Durante los cuatro años de mi matrimonio y los dos que siguieron a la muerte de mi esposa, se habían producido varios sueños nuevos, con interesantes variaciones, segundas, terceras y cuartas ediciones de cada uno. Recuerdo particularmente el «sueño del cojín rojo», «el sueño de la ventana rota», «el sueño de los zapatos pesados», «el sueño del arsenal». El hombre del bañador negro aparecía ocasionalmente para aconsejarme o reprobarme, o haciendo peticiones arbitrarias para mi limitada capacidad física.

El primero de ellos, el «sueño del cojín rojo» fue un sueño tranquilo y pacífico. Yo me presentaba ante un juez que me sentenciaba a supervisar una prisión de delincuentes juveniles. Mi administración fue primordialmente humana. Me sentaba en una silla giratoria, en el centro del patio, recostándome sobre un cojín rojo, y cumplía sistemáticamente mi cometido. La silla, de mi propia invención, se movía muy lentamente. Ocurrían demasiadas cosas a mi espalda, de las que era consciente sólo a medias. Pero mientras los jóvenes no se comportaran violentamente, prefería no intervenir.

En «el sueño de la ventana rota», yo actuaba en una película, desempeñando el papel de un ama de casa. El director me explicó en detalle la parte que me correspondía representar y me advirtió que no dijese ni una palabra más de las necesarias. Yo barría el suelo, limpiaba los muebles, quitaba el polvo a los libros y sacaba la cera depositada en el interior de los candelabros. Pueden imaginar mi disgusto cuando, inadvertidamente, en el curso de mis labores, rompí uno de los paneles de las ventanas y fue necesario volver a rodar toda la escena.
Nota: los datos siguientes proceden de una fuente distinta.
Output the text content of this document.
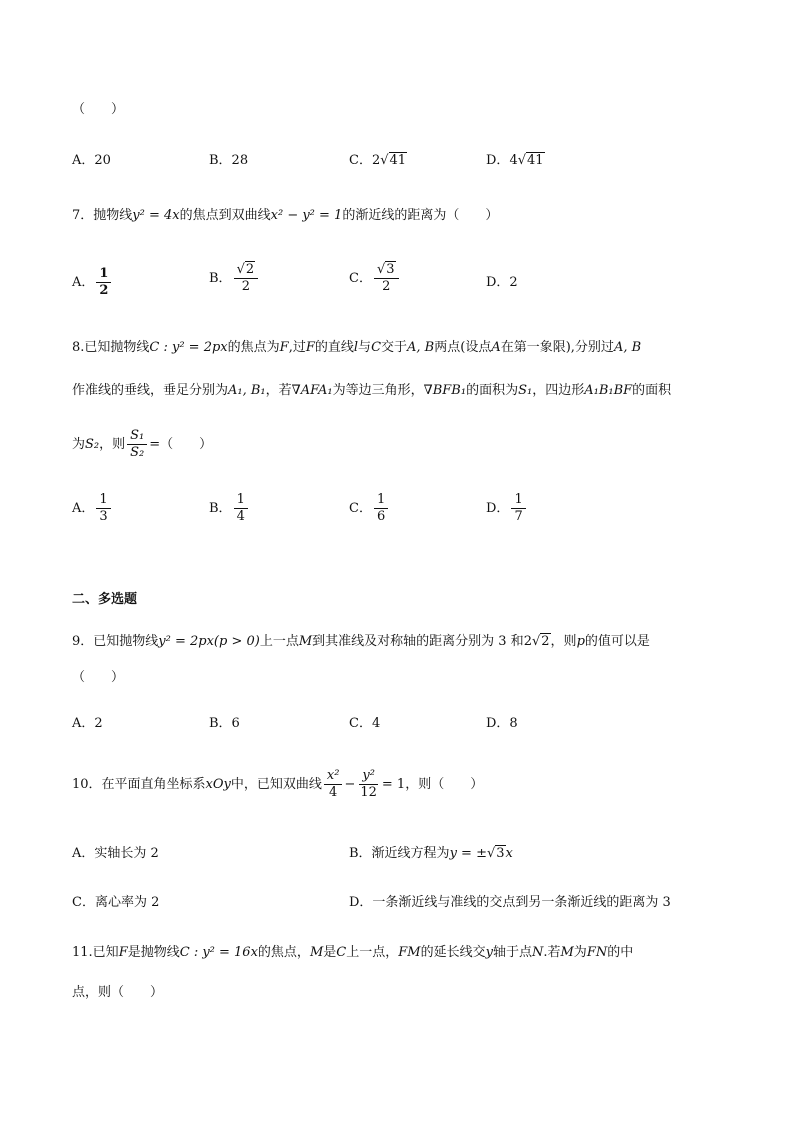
（　　）
A．20	B．28	C．2√41	D．4√41
7．抛物线y² = 4x的焦点到双曲线x² − y² = 1的渐近线的距离为（　　）
A． $\frac{1}{2}$	B． $\frac{√2}{2}$	C． $\frac{√3}{2}$	D．2
8.已知抛物线C : y² = 2px的焦点为F,过F的直线l与C交于A, B两点(设点A在第一象限),分别过A, B
作准线的垂线，垂足分别为A₁, B₁，若∇AFA₁为等边三角形，∇BFB₁的面积为S₁，四边形A₁B₁BF的面积
为S₂，则 $\frac{\text{S₁}}{\text{S₂}}$ =（　　）
A． $\frac{1}{3}$	B． $\frac{1}{4}$	C． $\frac{1}{6}$	D． $\frac{1}{7}$
二、多选题
9．已知抛物线y² = 2px(p > 0)上一点M到其准线及对称轴的距离分别为 3 和2√2，则p的值可以是
（　　）
A．2	B．6	C．4	D．8
10．在平面直角坐标系xOy中，已知双曲线 $\frac{\text{x²}}{4} - \frac{\text{y²}}{12} = 1$，则（　　）
A．实轴长为 2	B．渐近线方程为y = ±√3x
C．离心率为 2	D．一条渐近线与准线的交点到另一条渐近线的距离为 3
11.已知F是抛物线C : y² = 16x的焦点，M是C上一点，FM的延长线交y轴于点N.若M为FN的中
点，则（　　）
En «el sueño de los zapatos pesados», caminaba buscando a Jean-Jacques, que había sido sorprendido en un acto indecente con un tonto del pueblo y había abandonado el lugar. Recuerdo los hombros redondeados y las rodillas sucias del idiota, los viejos pantalones color café que vestía, sus sucios calzoncillos, y, particularmente, los pesados zapatos de piel, varias medidas mayores de los que en realidad le correspondían, con los que paseaba a lo largo del sueño. Declaré ante las autoridades a favor de Jean-Jacques y fue absuelto.

En «el sueño del arsenal», estaba dedicado a preparar una enorme bomba que debía ser lanzada sobre el enemigo. El hombre del bañador negro llegó para examinar los adelantos de mi trabajo, e indicó que habíamos construido un reflector, en lugar de una bomba Afirmó que una tarea mal ejecutada podía apreciarse a cierta distancia, y que la sospecha de nuestras acciones irresponsables lo había traído aquí desde su cuartel, a muchos kilómetros de distancia.

El tema de mis sueños era con frecuencia el crimen y el castigo. Supongo que me castigaba a mí mismo por el juicio que la sociedad, sin duda superficialmente, no me había impuesto. Una vez, más de una vez, yo había hecho mal alguna cosa. Pero me había equivocado al no proveerme de un centro de fuerza contra la que los demás pudieran reaccionar. Mi vida cotidiana había perdido peso y mis sueños seguían burlándose de mí con sus descripciones de esfuerzos metódicos e inútiles. La serenidad que había elegido felizmente para mi vida, aparecía en mis sueños envuelta en la insalubre luz de la perplejidad, la dependencia, el desorden, la pasividad.